Andi Pranata Surbakti-Fakultas Teknik 2020
Saya sudah pernah dapat stigma buruk dari keluarga dan kawan-kawan dari Fakultas lain, karena rambut saya gondrong bukan yang lurus. Jadi, stigmanya yang saya dapat itu penah disebut, “orang gila”. Saya nangapinnya biasa aja, karena dalam pikiran saya mungkin mereka iri saja. Saya juga dikatai berantakan dan saya setuju karena memang benar adanya, cuman itulah yang jadi ciri khas. Selama gondrong tidak pernah mengganggu akademik. Saya memilih mulai menggondrong setelah lab saya sudah selesai semua, karena kalau masuk lab rambut memang harus dipangkas. Saya setuju pada aturan tersebut karena memang benar bisa mengganggu aktivitas di laboratorium. Apalagi misalnya saat lab Kimia, rambut itu bisa mengganggu alat-alat Kimia, peralatan, dan sebagainya. Terkait stigma-stigma buruk tentang gondrong yang sudah ada sejak dahulu, saya lebih memilih nggak peduli karena gondrong itu pilihanku bukan pilihan mereka. Sudut pandang mereka yang berpikiran begitu bukan saya, jadi lebih baik membiarkan aja nggak usah ditanggapin.
Gerhard Marbun-Fakultas Teknik 2021
Selama menggondrong, saya sudah pernah dapat stigma berandalan dan sempat juga dikira cewek. Saya diam aja, karena orang yang tidak tahu kita yang sebenarnya, jadi biar orang yang dekat aja yang tahu kita gimana. Daripada klarifikasi nanti jadi panjang urusannya. Jujur, saya tidak pernah mendapat kesulitan dalam hal akademik selama gondrong. Saya menggondrong pas sudah tidak ada masuk lab lagi. Saya setuju tidak setuju dengan aturan tersebut karena gondrong ini tidak mengganggu pembelajaran, tetapi di sisi lain kerapian itu juga penting. Namun, perlu digarisbawahi juga bahwa gondrong bukan berarti tidak rapi. Sebenarnya gondrong itu balik ke orang-orangnya masing-masing. Kalau menurut kami gondrong itu rapi, tapi beberapa yang lain melihat gondrong itu kurang bersih, ya walaupun ada benarnya juga karena kadang muka jadi terlihat lebih kusam.

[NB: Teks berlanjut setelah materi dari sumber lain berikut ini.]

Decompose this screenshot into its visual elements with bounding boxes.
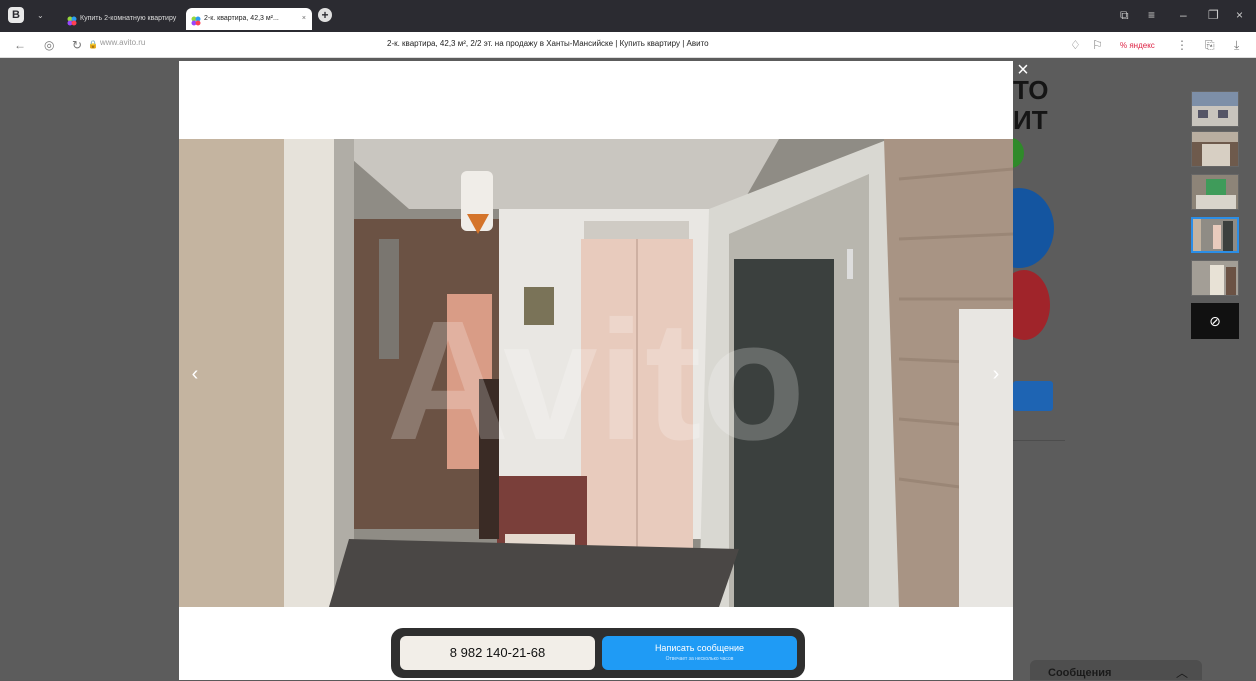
- write-message-button[interactable]: Написать сообщение Отвечает за несколько…: [602, 636, 797, 670]
- tab-label: Купить 2-комнатную квартиру: [80, 15, 177, 22]
- url-field[interactable]: www.avito.ru: [100, 38, 145, 47]
- new-tab-icon[interactable]: +: [318, 8, 332, 22]
- protect-icon[interactable]: ◎: [44, 37, 54, 53]
- tab-apartment-listing[interactable]: 2-к. квартира, 42,3 м²... ×: [186, 8, 312, 30]
- menu-icon[interactable]: ≡: [1148, 7, 1155, 23]
- messages-label: Сообщения: [1048, 667, 1112, 679]
- thumbnail-balcony[interactable]: [1191, 131, 1239, 167]
- response-time-label: Отвечает за несколько часов: [665, 656, 734, 662]
- avito-watermark: Avito: [387, 286, 806, 476]
- thumbnail-room[interactable]: [1191, 260, 1239, 296]
- messages-widget[interactable]: Сообщения ︿: [1030, 660, 1202, 680]
- close-window-icon[interactable]: ×: [1236, 7, 1243, 23]
- extension-icon[interactable]: ⎘: [1205, 37, 1215, 53]
- gallery-photo[interactable]: Avito: [179, 139, 1013, 607]
- shield-icon[interactable]: ♢: [1070, 37, 1081, 53]
- bg-button: [1013, 381, 1053, 411]
- lock-icon: 🔒: [88, 40, 98, 49]
- chevron-left-icon[interactable]: ‹: [180, 356, 210, 392]
- close-icon[interactable]: ×: [1012, 60, 1034, 82]
- contact-panel: 8 982 140-21-68 Написать сообщение Отвеч…: [391, 628, 805, 678]
- address-bar: ← ◎ ↻ 🔒 www.avito.ru 2-к. квартира, 42,3…: [0, 32, 1256, 58]
- write-message-label: Написать сообщение: [654, 643, 745, 653]
- reload-icon[interactable]: ↻: [72, 37, 82, 53]
- avito-favicon-icon: [191, 14, 201, 26]
- bookmarks-icon[interactable]: ⧉: [1120, 7, 1129, 23]
- restore-icon[interactable]: ❐: [1208, 7, 1219, 23]
- chevron-down-icon[interactable]: ⌄: [37, 8, 44, 24]
- avito-favicon-icon: [67, 14, 77, 26]
- thumbnail-hallway[interactable]: [1191, 217, 1239, 253]
- bg-divider: [1013, 440, 1065, 441]
- download-icon[interactable]: ⤓: [1234, 37, 1239, 53]
- tab-close-icon[interactable]: ×: [302, 8, 306, 30]
- page-title: 2-к. квартира, 42,3 м², 2/2 эт. на прода…: [387, 39, 709, 48]
- browser-tab-bar: B ⌄ Купить 2-комнатную квартиру 2-к. ква…: [0, 0, 1256, 32]
- chevron-right-icon[interactable]: ›: [981, 356, 1011, 392]
- chevron-up-icon[interactable]: ︿: [1176, 664, 1188, 681]
- translate-button[interactable]: % яндекс: [1120, 38, 1155, 54]
- thumbnail-building[interactable]: [1191, 91, 1239, 127]
- tab-label: 2-к. квартира, 42,3 м²...: [204, 15, 279, 22]
- tab-buy-apartment[interactable]: Купить 2-комнатную квартиру: [62, 8, 180, 30]
- thumbnail-more-icon[interactable]: ⊘: [1191, 303, 1239, 339]
- minimize-icon[interactable]: –: [1180, 7, 1187, 23]
- more-icon[interactable]: ⋮: [1176, 37, 1188, 53]
- browser-menu-icon[interactable]: B: [8, 7, 24, 23]
- bookmark-icon[interactable]: ⚐: [1092, 37, 1103, 53]
- back-icon[interactable]: ←: [14, 37, 26, 53]
- thumbnail-kitchen[interactable]: [1191, 174, 1239, 210]
- bg-heading-fragment: ИТ: [1013, 105, 1048, 135]
- phone-button[interactable]: 8 982 140-21-68: [400, 636, 595, 670]
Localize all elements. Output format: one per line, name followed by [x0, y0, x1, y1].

Batara Timothy Simamora-Fakultas Teknik 2020
Saya memilih gondrong karena tidak ada lagi kesempatan kita gondrong, kecuali di masa kuliah. Selama menggondrong keluarga dan kawan-kawan nengoknya risih, dikatain semak. Kalau untuk masalah akademik, saya pernah disuruh pangkas rambut karena ada masuk laboratorium. Menurut saya, sah-sah aja karena sudah peraturan dan kita pun yang mengikuti lab-nya tidak terganggu. Nyatanya, rambut gondrong memang bisa menggangu saat lab. Terkait stigma-stigma yang beredar, mungkin kalau dari aku, “don’t judge a book by it’s cover,” bukan berarti gondrong seperti pada umumnya seperti label yang sudah melekat, kembali lagi itu semua tergantung pribadi kita masing-masing aja.
Muhammad Aldri – Fakultas Ilmu Sosial dan Ilmu Politik 2022
Saya gondrong karena pengen, dulu pernah nyoba gondrong tapi baru setengah udah risih jadi dipotong karena enggak sabaran. Selama menggondrong udah pernah dituduh narkobaan atau pemakai narkoba, enggak dituduh sih sebenarnya cuma canda-candaan teman-teman gitu aja karena mungkin lihat kondisi rambut lepek. Saya lihatnya sebagai candaan aja. Dalam bidang akademik, saya tidak pernah merasa terganggu karena memang prodi saya enggak melarang dan memang gak ada aturannya. Pesan saya terkait stigma-stigma buruk bagi yang berambut gondrong, agar jangan menilai orang gondrong sesuka hatinya karena kita enggak tahu juga dia gimana aslinya, tapi aku selama ini oke-oke aja sih.